Die nächste Generation kommt
Choreografie ist Beruf, Handwerk und Talent. Ein Blick auf Weiterbildungsangebote in der Schweiz
Was soll die John-Cranko-Schule noch tun, um ihre Qualität und ihren Erfolg zu beweisen? Um zu zeigen, was für hervorragende pädagogische Arbeit hier geleistet wird und wie dringend ein immer wieder verschobener Neubau nun ist? Seit Jahren gehören die Schulaufführungen zu den Höhepunkten der Spielzeit in Stuttgart, regelmäßig bekommen fast alle Absolventen sofort einen Job in einer großen oder kleinen Kompanie, was wahrlich nicht jede staatliche Ballettakademie der Republik von sich behaupten kann. Bei den Aufführungen im Opernhaus sind, wie am letzten Sonntag wieder, keine gedrillten Ballettmaschinen zu sehen, sondern ausdrucksvolle, durchaus unterschiedliche Persönlichkeiten, selbständige und offene Künstler, deren Freude an ihrem Beruf in jedem Stück von der Bühne lacht. Früher ging man mit viel gutem Willen in die Schulmatineen und durchlitt so manche Zitterpartie, heute freut man sich auf eine strahlende, spannende Vorstellung mit anspruchsvollen Werken.
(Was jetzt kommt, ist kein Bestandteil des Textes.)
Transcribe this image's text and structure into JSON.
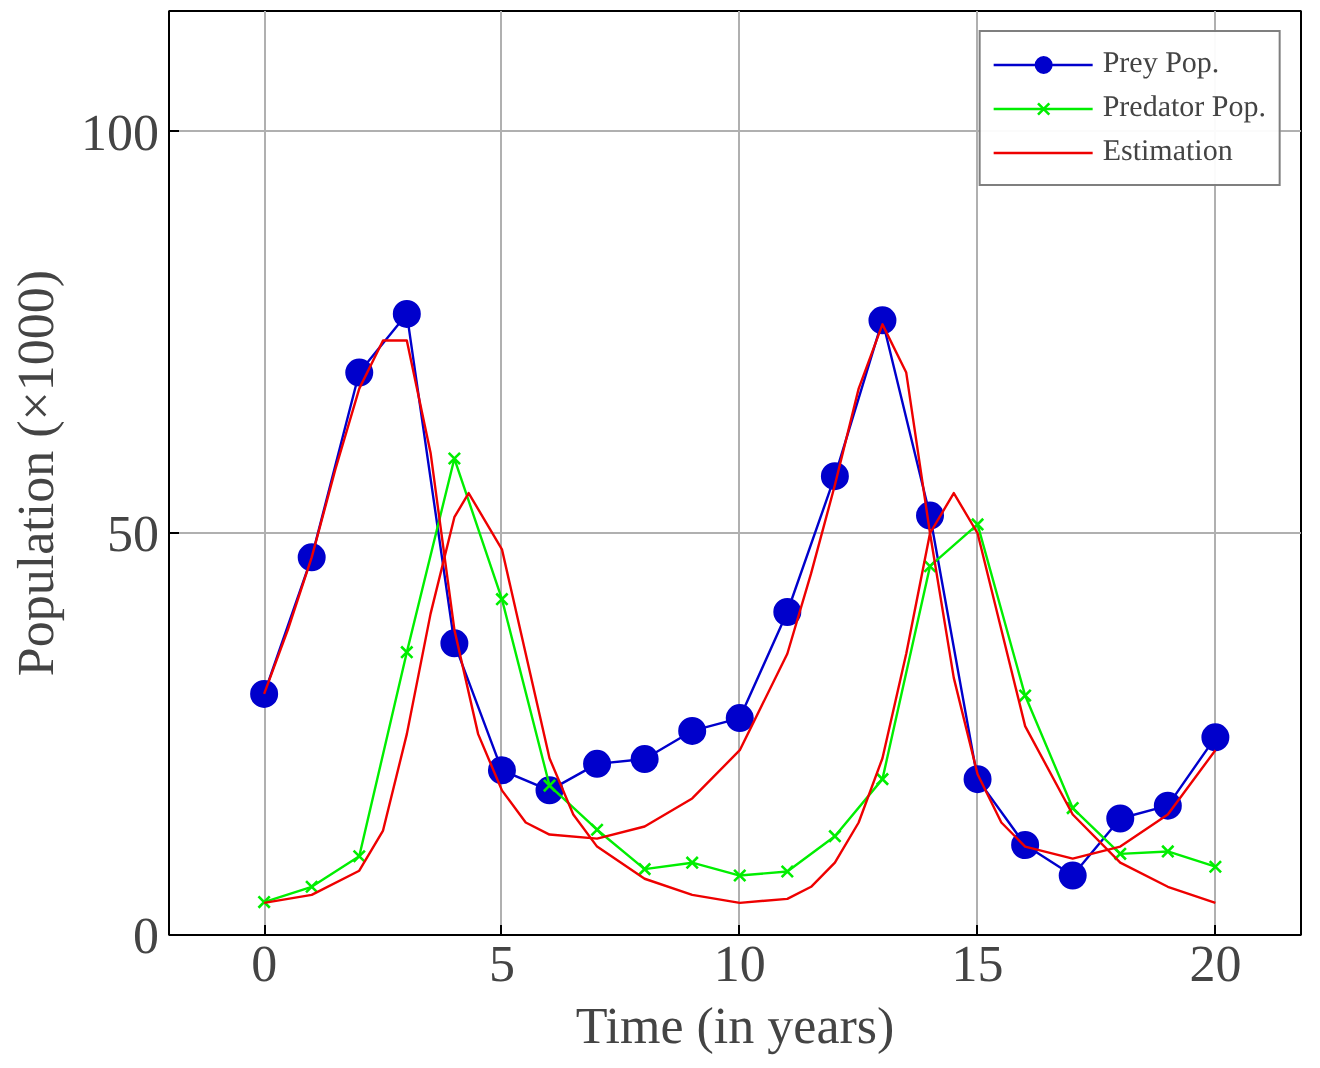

Zum ersten Mal zeigte die Schule eine Choreografie von George Balanchine, dessen Neoklassik bekanntlich von seinem amerikanischen Erben-Trust strengstens überwacht wird. Über den Pas de deux aus „Sylvia“ dürfte man in New York beglückt sein – die beiden Japaner Aya Okumura und Arata Miyagawa waren nicht einfach souverän und sicher, sie phrasierten wunderbar musikalisch, hatten schöne Arme und zauberten die technischen Schwierigkeiten mit einer Leichtigkeit auf die Bühne, die selbst erfahrenen älteren Kollegen manchmal fehlt (im Falle von Aya Okumura besser als manche Erste Solistin der Stuttgarter Kompanie). Wegen ihrer Größe dürften sie wohl dennoch Schwierigkeiten haben, einen Job in einer europäischen Kompanie zu finden. Ebenso faszinierend: das viertelstündige Solo „Notations I - IV“ zu Musik von Pierre Boulez, vor 13 Jahren von Uwe Scholz für Vladimir Malakhov choreografiert und schon rein konditionsmäßig nur von einem Toptänzer zu bewältigen. Daniel Camargo, virtuoser und auch noch gut aussehender brasilianischer Star des diesjährigen Abschlussjahrgangs und ab September in der Kompanie engagiert, wirkte nach den explosiven Sprüngen nicht mal sonderlich angestrengt, allerdings fehlt ihm noch das subtile Gefühl für die rhythmischen Kanten der Choreografie.
Frech und sexy standen uns wieder zwölf Mädchen und Jungen der oberen Klassen in Hans van Manens „In and Out“ gegenüber, schwirrten zu Songs von Laurie Anderson und Nina Hagen elegant um ihre drei Telefonzellen herum. Alessandra Spada aus der Akademieklasse hatte für ihre Mitschüler das neoklassische „Paure Nascoste“, also „Versteckte Ängste“ kreiert, auch die choreografische Begabung wird in der Schule gefördert. Neben Camargo gehen noch sechs Tänzer als Eleven zum Stuttgarter Ballett, andere haben Verträge in Dortmund, Magdeburg und bei Het Nationale Ballet in Amsterdam. An den „Etüden“ kann man sich auch nach mehreren Jahren kaum satt sehen; die Pädagogen der Schule müssen sich das 40-minütige Stück zur Musik von Carl Czerny dringend als eigenständige Choreografie patentieren lassen. Was eigentlich nur ganz nüchtern die verschiedenen klassischen Übungen von den Allerkleinsten bis zu den Akademieabsolventen zeigen soll, macht mit der großartigen Steigerung zum Schluss hin derart Spaß, dass die letzten Minuten grundsätzlich im Dauerapplaus untergehen. Ein Besuch der Wiederholungsaufführung am 12. Juli wird dringend ans Herz gelegt, vor allem den politischen Entscheidungsträgern bei Stadt und Land!